What was advertised in a colonial newspaper 250 years ago today?
“Right Yorkshire MUFFINS, hot twice a Day.”
This anonymous advertiser most likely sold what is today known as Yorkshire Pudding. These “muffins” were made from a batter of eggs, flour, and milk or water, cooked beneath meat (usually beef) roasting on a spit above a fire, thus allowing fats and juices to drip into the muffins and flavor them. William Kenrick’s The Whole Duty of a Woman included a recipe, called “Dripping Pudding,” in 1737. Hannah Glasse published a similar recipe in The Art of Cookery, Made Plain and Easy a decade later, bestowing the name “Yorkshire Pudding.”

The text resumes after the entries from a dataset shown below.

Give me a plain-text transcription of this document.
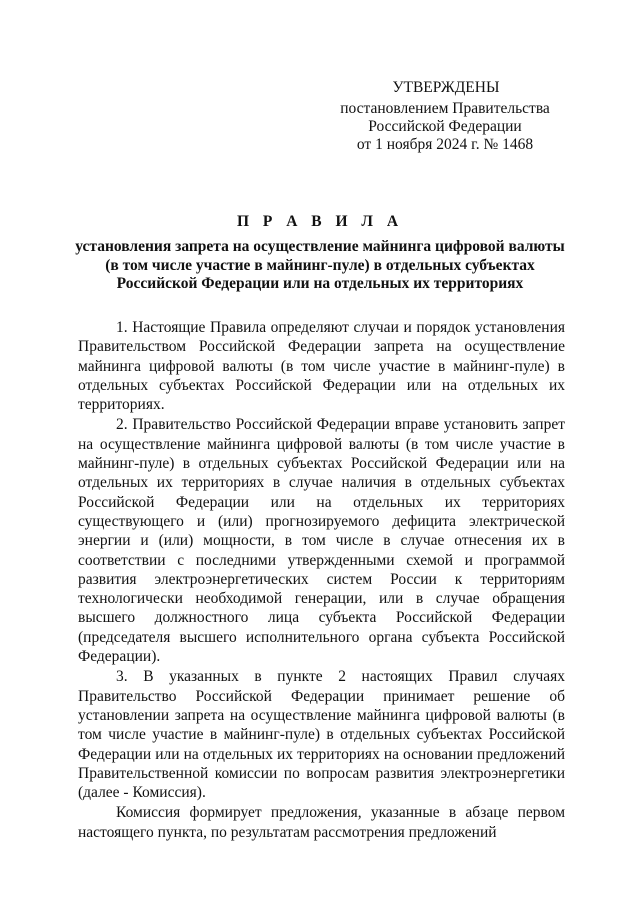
УТВЕРЖДЕНЫ
постановлением Правительства
Российской Федерации
от 1 ноября 2024 г. № 1468
П Р А В И Л А
установления запрета на осуществление майнинга цифровой валюты
(в том числе участие в майнинг-пуле) в отдельных субъектах
Российской Федерации или на отдельных их территориях

1. Настоящие Правила определяют случаи и порядок установления Правительством Российской Федерации запрета на осуществление майнинга цифровой валюты (в том числе участие в майнинг-пуле) в отдельных субъектах Российской Федерации или на отдельных их территориях.

2. Правительство Российской Федерации вправе установить запрет на осуществление майнинга цифровой валюты (в том числе участие в майнинг-пуле) в отдельных субъектах Российской Федерации или на отдельных их территориях в случае наличия в отдельных субъектах Российской Федерации или на отдельных их территориях существующего и (или) прогнозируемого дефицита электрической энергии и (или) мощности, в том числе в случае отнесения их в соответствии с последними утвержденными схемой и программой развития электроэнергетических систем России к территориям технологически необходимой генерации, или в случае обращения высшего должностного лица субъекта Российской Федерации (председателя высшего исполнительного органа субъекта Российской Федерации).

3. В указанных в пункте 2 настоящих Правил случаях Правительство Российской Федерации принимает решение об установлении запрета на осуществление майнинга цифровой валюты (в том числе участие в майнинг-пуле) в отдельных субъектах Российской Федерации или на отдельных их территориях на основании предложений Правительственной комиссии по вопросам развития электроэнергетики (далее - Комиссия).

Комиссия формирует предложения, указанные в абзаце первом настоящего пункта, по результатам рассмотрения предложений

I would hazard to guess that Yorkshire Pudding is not a familiar food for most Americans today, though it seems to be quite common, even a traditional part of Sunday dinner, in England. On both sides of the Atlantic, it is no longer known as “Right Yorkshire MUFFINS” or “Dripping Pudding.” Today’s featured advertisement helps to evoke not only the smells and flavors of foods sold in colonial New York, but also the sounds of what they could have been called in the eighteenth century before “Yorkshire Pudding” became the standardized name.
Ellen Castelo offers this history of Yorkshire pudding, including a recipe.
In researching this entry, I was delighted to discover that Yorkshire Muffins made an appearance in a late-nineteenth- or early-twentieth-century advertising campaign: on a cigarette card included in the “Cries of London” series issued by John Player & Sons, a branch of the Imperial Tobacco Company of Great Britain and Ireland. A street vendor hawked his wares, exclaiming, “Buy My Right Yorkshire Cakes. Buy My Muffins.”